Sambal Shortbread
Of all the chilli sauces and pastes out there, sambal is my favourite. Part condiment, part dip, and part lifestyle, it is indispensable in South East Asian cuisine. With hundreds of varieties of sambal throughout the region, there’s a sambal for every conceivable occasion, dish or mood. It’s also incredibly arduous to make, requiring hours of grinding and frying for the most fragrant of sambals. Although food processors have made life much easier, the most traditional of cooks will tell you that a sambal that has been slowly ground down with a mortar and pestle is nothing short of special.
This particular recipe uses sambal belacan, which is super versatile and contains fermented shrimp paste (i.e. belacan) - not one for everyone, but definitely unforgettable in the best way.
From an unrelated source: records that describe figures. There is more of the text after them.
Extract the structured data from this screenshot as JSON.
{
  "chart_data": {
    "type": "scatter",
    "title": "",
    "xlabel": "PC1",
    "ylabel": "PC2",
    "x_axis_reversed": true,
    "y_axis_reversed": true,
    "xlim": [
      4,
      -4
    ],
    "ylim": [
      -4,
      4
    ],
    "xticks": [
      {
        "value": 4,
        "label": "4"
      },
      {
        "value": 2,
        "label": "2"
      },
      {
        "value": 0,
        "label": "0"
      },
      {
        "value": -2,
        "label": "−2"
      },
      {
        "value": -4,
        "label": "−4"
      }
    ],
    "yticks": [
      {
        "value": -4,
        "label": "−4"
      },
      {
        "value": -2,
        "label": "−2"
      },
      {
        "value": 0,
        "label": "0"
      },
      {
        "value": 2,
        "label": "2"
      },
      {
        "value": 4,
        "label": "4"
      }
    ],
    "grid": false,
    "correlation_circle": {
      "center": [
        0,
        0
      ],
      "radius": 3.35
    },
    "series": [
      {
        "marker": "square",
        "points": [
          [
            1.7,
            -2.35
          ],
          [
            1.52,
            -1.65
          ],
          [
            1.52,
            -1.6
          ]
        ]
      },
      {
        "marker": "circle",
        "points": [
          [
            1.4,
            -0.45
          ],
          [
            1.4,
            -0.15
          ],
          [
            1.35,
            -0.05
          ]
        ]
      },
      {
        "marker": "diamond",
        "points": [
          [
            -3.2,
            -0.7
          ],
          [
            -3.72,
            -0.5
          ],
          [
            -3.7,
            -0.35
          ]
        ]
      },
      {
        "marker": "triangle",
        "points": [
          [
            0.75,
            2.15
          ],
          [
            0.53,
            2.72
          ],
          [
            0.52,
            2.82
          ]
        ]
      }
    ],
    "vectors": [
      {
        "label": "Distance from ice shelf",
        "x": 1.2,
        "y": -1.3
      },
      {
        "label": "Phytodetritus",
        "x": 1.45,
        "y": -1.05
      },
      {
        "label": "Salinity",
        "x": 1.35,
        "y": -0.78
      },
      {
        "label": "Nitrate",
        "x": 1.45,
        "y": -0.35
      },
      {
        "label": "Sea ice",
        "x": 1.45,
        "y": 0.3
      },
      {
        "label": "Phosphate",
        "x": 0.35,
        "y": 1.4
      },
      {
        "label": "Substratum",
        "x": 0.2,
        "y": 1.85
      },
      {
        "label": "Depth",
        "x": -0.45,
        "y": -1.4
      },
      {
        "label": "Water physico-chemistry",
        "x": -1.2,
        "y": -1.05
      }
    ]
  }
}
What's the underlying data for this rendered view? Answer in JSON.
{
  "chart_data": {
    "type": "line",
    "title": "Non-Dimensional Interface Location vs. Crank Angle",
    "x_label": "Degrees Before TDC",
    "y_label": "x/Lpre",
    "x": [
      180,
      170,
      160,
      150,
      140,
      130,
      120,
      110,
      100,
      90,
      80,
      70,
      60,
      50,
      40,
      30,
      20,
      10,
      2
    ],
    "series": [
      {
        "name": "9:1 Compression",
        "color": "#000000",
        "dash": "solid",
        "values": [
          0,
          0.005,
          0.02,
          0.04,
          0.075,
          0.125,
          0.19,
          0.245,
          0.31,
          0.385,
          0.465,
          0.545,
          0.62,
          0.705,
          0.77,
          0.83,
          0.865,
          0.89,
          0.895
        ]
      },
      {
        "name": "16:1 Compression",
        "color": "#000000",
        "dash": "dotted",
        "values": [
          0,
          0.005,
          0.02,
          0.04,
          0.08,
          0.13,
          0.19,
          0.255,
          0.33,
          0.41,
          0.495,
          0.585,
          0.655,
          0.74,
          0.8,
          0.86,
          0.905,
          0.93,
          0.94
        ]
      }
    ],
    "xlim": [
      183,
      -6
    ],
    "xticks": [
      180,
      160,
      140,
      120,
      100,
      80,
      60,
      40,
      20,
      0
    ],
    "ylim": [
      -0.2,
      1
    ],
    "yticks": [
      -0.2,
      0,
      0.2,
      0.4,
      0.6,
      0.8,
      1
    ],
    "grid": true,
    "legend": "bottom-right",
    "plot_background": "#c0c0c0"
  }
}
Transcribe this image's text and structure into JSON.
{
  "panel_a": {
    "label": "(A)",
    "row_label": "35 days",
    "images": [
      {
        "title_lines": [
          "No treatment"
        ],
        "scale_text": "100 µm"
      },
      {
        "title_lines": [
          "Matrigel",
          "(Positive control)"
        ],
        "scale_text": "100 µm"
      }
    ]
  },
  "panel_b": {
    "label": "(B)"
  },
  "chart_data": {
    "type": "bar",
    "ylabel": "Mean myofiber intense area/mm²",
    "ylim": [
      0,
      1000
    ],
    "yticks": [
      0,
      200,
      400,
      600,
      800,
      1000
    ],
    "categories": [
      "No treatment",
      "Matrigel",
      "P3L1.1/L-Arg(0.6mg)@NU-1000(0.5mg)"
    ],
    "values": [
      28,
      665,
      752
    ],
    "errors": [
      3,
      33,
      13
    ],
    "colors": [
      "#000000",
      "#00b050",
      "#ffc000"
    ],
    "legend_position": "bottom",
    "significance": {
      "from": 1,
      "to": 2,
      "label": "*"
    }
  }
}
It’s my personal favourite as well but with hundreds of sambal variations out there, why not try this out with something else?
Ingredients:
24g sambal belacan (or any other sambal you like)
38g unsalted butter (if not using sambal belacan, you may want to add a pinch of salt)
27g caster sugar
90g all purpose flour
Combine all of the ingredients into a bowl, and mix until everything is combined and there are no lumps of sambal.
Shape the dough into a log, and refrigerate until firm, roughly 30 minutes.
Bake at 180°C for 10 minutes, or until golden brown.